Der ewige Herausforderer Ullrich, der Armstrong in Paris vier Mal unterlag, saß in seinem Haus in Scherzingen/Schweiz zusammen mit seinem Betreuer Rudy Pevenage. «Ich bin ein bisschen überrascht, dass er nun wirklich aufhört», sagte der Belgier, der sich von der seit 14 Tagen angekündigten Pressekonferenz in Augusta auch ein anderes Ergebnis hätte vorstellen können: «Wir dachten, er gibt seine Giro-Teilnahme oder die Heirat mit seiner Freundin Sheryl Crow bekannt oder kündigt an, Gouverneur von Texas werden zu wollen.»
Vom angekündigten Karriere-Ende des nicht unumstrittenen Jahrhundert-Sportlers erhofft sich Pevenage nun auch einen Motivations-Schub für Ullrich. «Das könnte ihm noch ein Mal einen Kick geben, denn er weiß, er hat nur noch eine Chance, ihn endlich zu bezwingen», sagte Pevenage, der in den vergangenen zwei Wochen Zeuge eines viel versprechenende Saisoneinstiegs seines Schützlings bei der Sarthe- und Aragon-Rundfahrt wurde. Das Duell endete bisher immer wie die Geschichte zwischen Hase und Igel: 2000, 2001 und 2003 war Ullrich Tour-Zweiter, im Vorjahr Vierter.
Armstrong wurde in der Vergangenheit nicht nur auf der Straße verfolgt. Immer wieder wurde der Seriensieger mit Doping in Verbindung gebracht, wohl auch deshalb, weil sein sagenhafter sportlicher Werdegang so schwer erklärbar ist. Im Vorjahr unterstellte man ihm in einem Buch («L.A. Confidential») Doping, zuletzt erklärte ein Ex-Betreuer, in Armstrongs Haus ein verbotenes Präparat gefunden zu haben. Vor vier Jahren musste Armstrong, der 1996 an Hodenkrebs erkrankte und knapp drei Jahre später geheilt seine erste Tour gewann, zugeben, mit Michele Ferrari zusammengearbeitet zu haben. Der umstrittene italienische Mediziner ist inzwischen in einem Doping-Prozess verurteilt worden.
Armstrong, der alle Doping-Anschuldigungen mit juristischen Gegenattacken konterte, startet zur Georgia-Tour, die er im Vorjahr gewann. Im Mai oder Juni kommt er zur weiteren Tour-Vorbereitung wieder nach Europa. Armstrong hatte zum Ende der vergangenen Saison einen Zwei-Jahres-Vertrag bei seinem neuen Team-Sponsor Discovery Channel unterschrieben, in dem er sich noch zu einem Tourstart verpflichtete.

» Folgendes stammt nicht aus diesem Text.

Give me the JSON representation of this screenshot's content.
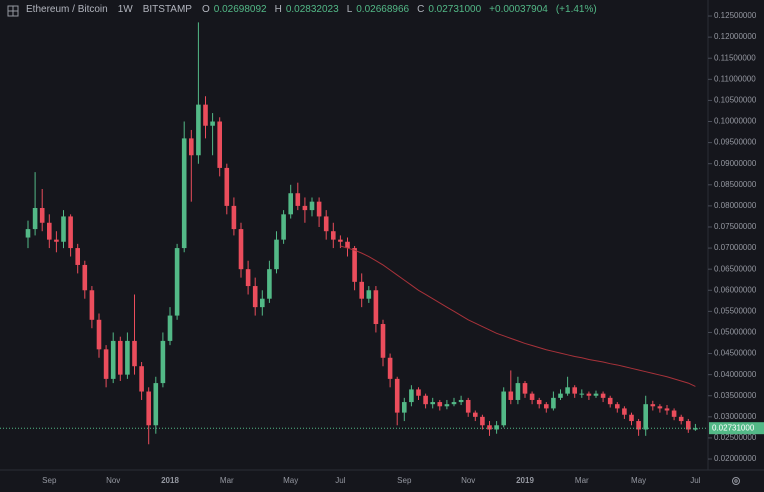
{
  "chart_data": {
    "type": "candlestick",
    "legend": {
      "symbol": "Ethereum / Bitcoin",
      "interval": "1W",
      "exchange": "BITSTAMP",
      "open_label": "O",
      "open": "0.02698092",
      "high_label": "H",
      "high": "0.02832023",
      "low_label": "L",
      "low": "0.02668966",
      "close_label": "C",
      "close": "0.02731000",
      "change": "+0.00037904",
      "change_pct": "(+1.41%)"
    },
    "categories": [
      null,
      null,
      null,
      "Sep",
      null,
      null,
      null,
      null,
      null,
      null,
      null,
      null,
      "Nov",
      null,
      null,
      null,
      null,
      null,
      null,
      null,
      "2018",
      null,
      null,
      null,
      null,
      null,
      null,
      null,
      "Mar",
      null,
      null,
      null,
      null,
      null,
      null,
      null,
      null,
      "May",
      null,
      null,
      null,
      null,
      null,
      null,
      "Jul",
      null,
      null,
      null,
      null,
      null,
      null,
      null,
      null,
      "Sep",
      null,
      null,
      null,
      null,
      null,
      null,
      null,
      null,
      "Nov",
      null,
      null,
      null,
      null,
      null,
      null,
      null,
      "2019",
      null,
      null,
      null,
      null,
      null,
      null,
      null,
      "Mar",
      null,
      null,
      null,
      null,
      null,
      null,
      null,
      "May",
      null,
      null,
      null,
      null,
      null,
      null,
      null,
      "Jul"
    ],
    "open": [
      0.0725,
      0.0745,
      0.0795,
      0.076,
      0.072,
      0.0715,
      0.0775,
      0.07,
      0.066,
      0.06,
      0.053,
      0.046,
      0.039,
      0.048,
      0.04,
      0.048,
      0.042,
      0.036,
      0.028,
      0.038,
      0.048,
      0.054,
      0.07,
      0.096,
      0.092,
      0.104,
      0.099,
      0.1,
      0.089,
      0.08,
      0.0745,
      0.065,
      0.061,
      0.056,
      0.058,
      0.065,
      0.072,
      0.078,
      0.083,
      0.08,
      0.079,
      0.081,
      0.0775,
      0.074,
      0.072,
      0.0715,
      0.07,
      0.062,
      0.058,
      0.06,
      0.052,
      0.044,
      0.039,
      0.031,
      0.0335,
      0.0365,
      0.035,
      0.033,
      0.0335,
      0.0325,
      0.033,
      0.0335,
      0.034,
      0.031,
      0.03,
      0.028,
      0.027,
      0.028,
      0.036,
      0.034,
      0.038,
      0.0355,
      0.034,
      0.033,
      0.032,
      0.0345,
      0.0355,
      0.037,
      0.0355,
      0.0355,
      0.035,
      0.0355,
      0.0345,
      0.033,
      0.032,
      0.0305,
      0.029,
      0.027,
      0.033,
      0.0325,
      0.032,
      0.0315,
      0.03,
      0.029,
      0.02698092
    ],
    "high": [
      0.0765,
      0.088,
      0.084,
      0.078,
      0.074,
      0.079,
      0.078,
      0.071,
      0.067,
      0.061,
      0.0545,
      0.047,
      0.05,
      0.049,
      0.05,
      0.059,
      0.043,
      0.037,
      0.0395,
      0.05,
      0.056,
      0.071,
      0.1,
      0.098,
      0.1235,
      0.106,
      0.102,
      0.101,
      0.09,
      0.082,
      0.076,
      0.067,
      0.063,
      0.06,
      0.067,
      0.074,
      0.079,
      0.085,
      0.0855,
      0.082,
      0.082,
      0.082,
      0.079,
      0.076,
      0.073,
      0.0725,
      0.0705,
      0.064,
      0.061,
      0.061,
      0.053,
      0.045,
      0.0395,
      0.0345,
      0.0375,
      0.037,
      0.0355,
      0.0345,
      0.034,
      0.034,
      0.0345,
      0.035,
      0.0345,
      0.0315,
      0.0305,
      0.029,
      0.029,
      0.037,
      0.041,
      0.0395,
      0.0385,
      0.036,
      0.0345,
      0.0335,
      0.036,
      0.0365,
      0.0395,
      0.0375,
      0.0365,
      0.036,
      0.0362,
      0.036,
      0.035,
      0.0335,
      0.0325,
      0.031,
      0.0295,
      0.035,
      0.0338,
      0.033,
      0.0328,
      0.032,
      0.0305,
      0.0295,
      0.02832023
    ],
    "low": [
      0.07,
      0.073,
      0.074,
      0.07,
      0.069,
      0.07,
      0.068,
      0.064,
      0.058,
      0.051,
      0.044,
      0.037,
      0.038,
      0.0385,
      0.039,
      0.04,
      0.034,
      0.0235,
      0.026,
      0.037,
      0.047,
      0.053,
      0.069,
      0.081,
      0.09,
      0.096,
      0.092,
      0.087,
      0.078,
      0.073,
      0.063,
      0.059,
      0.054,
      0.054,
      0.057,
      0.064,
      0.071,
      0.077,
      0.079,
      0.076,
      0.0775,
      0.075,
      0.072,
      0.07,
      0.07,
      0.068,
      0.06,
      0.056,
      0.057,
      0.05,
      0.042,
      0.037,
      0.028,
      0.029,
      0.0325,
      0.034,
      0.032,
      0.032,
      0.0315,
      0.0318,
      0.0325,
      0.0328,
      0.03,
      0.029,
      0.027,
      0.0255,
      0.026,
      0.0275,
      0.033,
      0.033,
      0.0345,
      0.033,
      0.032,
      0.031,
      0.0315,
      0.034,
      0.035,
      0.0345,
      0.0345,
      0.034,
      0.0345,
      0.0335,
      0.0322,
      0.031,
      0.0295,
      0.028,
      0.0255,
      0.0255,
      0.0315,
      0.031,
      0.0305,
      0.0292,
      0.0282,
      0.0262,
      0.02668966
    ],
    "close": [
      0.0745,
      0.0795,
      0.076,
      0.072,
      0.0715,
      0.0775,
      0.07,
      0.066,
      0.06,
      0.053,
      0.046,
      0.039,
      0.048,
      0.04,
      0.048,
      0.042,
      0.036,
      0.028,
      0.038,
      0.048,
      0.054,
      0.07,
      0.096,
      0.092,
      0.104,
      0.099,
      0.1,
      0.089,
      0.08,
      0.0745,
      0.065,
      0.061,
      0.056,
      0.058,
      0.065,
      0.072,
      0.078,
      0.083,
      0.08,
      0.079,
      0.081,
      0.0775,
      0.074,
      0.072,
      0.0715,
      0.07,
      0.062,
      0.058,
      0.06,
      0.052,
      0.044,
      0.039,
      0.031,
      0.0335,
      0.0365,
      0.035,
      0.033,
      0.0335,
      0.0325,
      0.033,
      0.0335,
      0.034,
      0.031,
      0.03,
      0.028,
      0.027,
      0.028,
      0.036,
      0.034,
      0.038,
      0.0355,
      0.034,
      0.033,
      0.032,
      0.0345,
      0.0355,
      0.037,
      0.0355,
      0.0355,
      0.035,
      0.0355,
      0.0345,
      0.033,
      0.032,
      0.0305,
      0.029,
      0.027,
      0.033,
      0.0325,
      0.032,
      0.0315,
      0.03,
      0.029,
      0.027,
      0.02731
    ],
    "up_color": "#53b987",
    "down_color": "#eb4d5c",
    "ma": {
      "color": "#a8323a",
      "values": [
        null,
        null,
        null,
        null,
        null,
        null,
        null,
        null,
        null,
        null,
        null,
        null,
        null,
        null,
        null,
        null,
        null,
        null,
        null,
        null,
        null,
        null,
        null,
        null,
        null,
        null,
        null,
        null,
        null,
        null,
        null,
        null,
        null,
        null,
        null,
        null,
        null,
        null,
        null,
        null,
        null,
        null,
        null,
        null,
        0.0705,
        0.07,
        0.0695,
        0.0688,
        0.068,
        0.067,
        0.066,
        0.0648,
        0.0636,
        0.0624,
        0.0612,
        0.06,
        0.059,
        0.058,
        0.057,
        0.056,
        0.055,
        0.054,
        0.053,
        0.0522,
        0.0514,
        0.0506,
        0.0498,
        0.0492,
        0.0486,
        0.048,
        0.0474,
        0.0469,
        0.0464,
        0.0459,
        0.0455,
        0.0451,
        0.0447,
        0.0443,
        0.044,
        0.0436,
        0.0433,
        0.043,
        0.0426,
        0.0423,
        0.0419,
        0.0415,
        0.0411,
        0.0407,
        0.0403,
        0.0399,
        0.0395,
        0.039,
        0.0385,
        0.038,
        0.0372
      ]
    },
    "ylim": [
      0.0174,
      0.1288
    ],
    "yticks": [
      {
        "value": 0.02,
        "label": "0.02000000"
      },
      {
        "value": 0.025,
        "label": "0.02500000"
      },
      {
        "value": 0.03,
        "label": "0.03000000"
      },
      {
        "value": 0.035,
        "label": "0.03500000"
      },
      {
        "value": 0.04,
        "label": "0.04000000"
      },
      {
        "value": 0.045,
        "label": "0.04500000"
      },
      {
        "value": 0.05,
        "label": "0.05000000"
      },
      {
        "value": 0.055,
        "label": "0.05500000"
      },
      {
        "value": 0.06,
        "label": "0.06000000"
      },
      {
        "value": 0.065,
        "label": "0.06500000"
      },
      {
        "value": 0.07,
        "label": "0.07000000"
      },
      {
        "value": 0.075,
        "label": "0.07500000"
      },
      {
        "value": 0.08,
        "label": "0.08000000"
      },
      {
        "value": 0.085,
        "label": "0.08500000"
      },
      {
        "value": 0.09,
        "label": "0.09000000"
      },
      {
        "value": 0.095,
        "label": "0.09500000"
      },
      {
        "value": 0.1,
        "label": "0.10000000"
      },
      {
        "value": 0.105,
        "label": "0.10500000"
      },
      {
        "value": 0.11,
        "label": "0.11000000"
      },
      {
        "value": 0.115,
        "label": "0.11500000"
      },
      {
        "value": 0.12,
        "label": "0.12000000"
      },
      {
        "value": 0.125,
        "label": "0.12500000"
      }
    ],
    "last_price": {
      "value": 0.02731,
      "label": "0.02731000"
    }
  }
}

Nach seiner letzten Pedalumdrehung will sich Armstrong, der sich von seiner Frau trennte und inzwischen mit der Rocksängerin Sheryl Crow zusammenlebt, mehr um seine Zwillings-Töchter und seinen Sohn Luke kümmern. «Ich will die Tour ungeschlagen verlassen - hoffentlich verpasse ich den richtigen Zeitpunkt nicht», hatte der als Perfektionist bekannte Armstrong im vergangenen Jahr nach seinem sechsten Erfolg erklärt.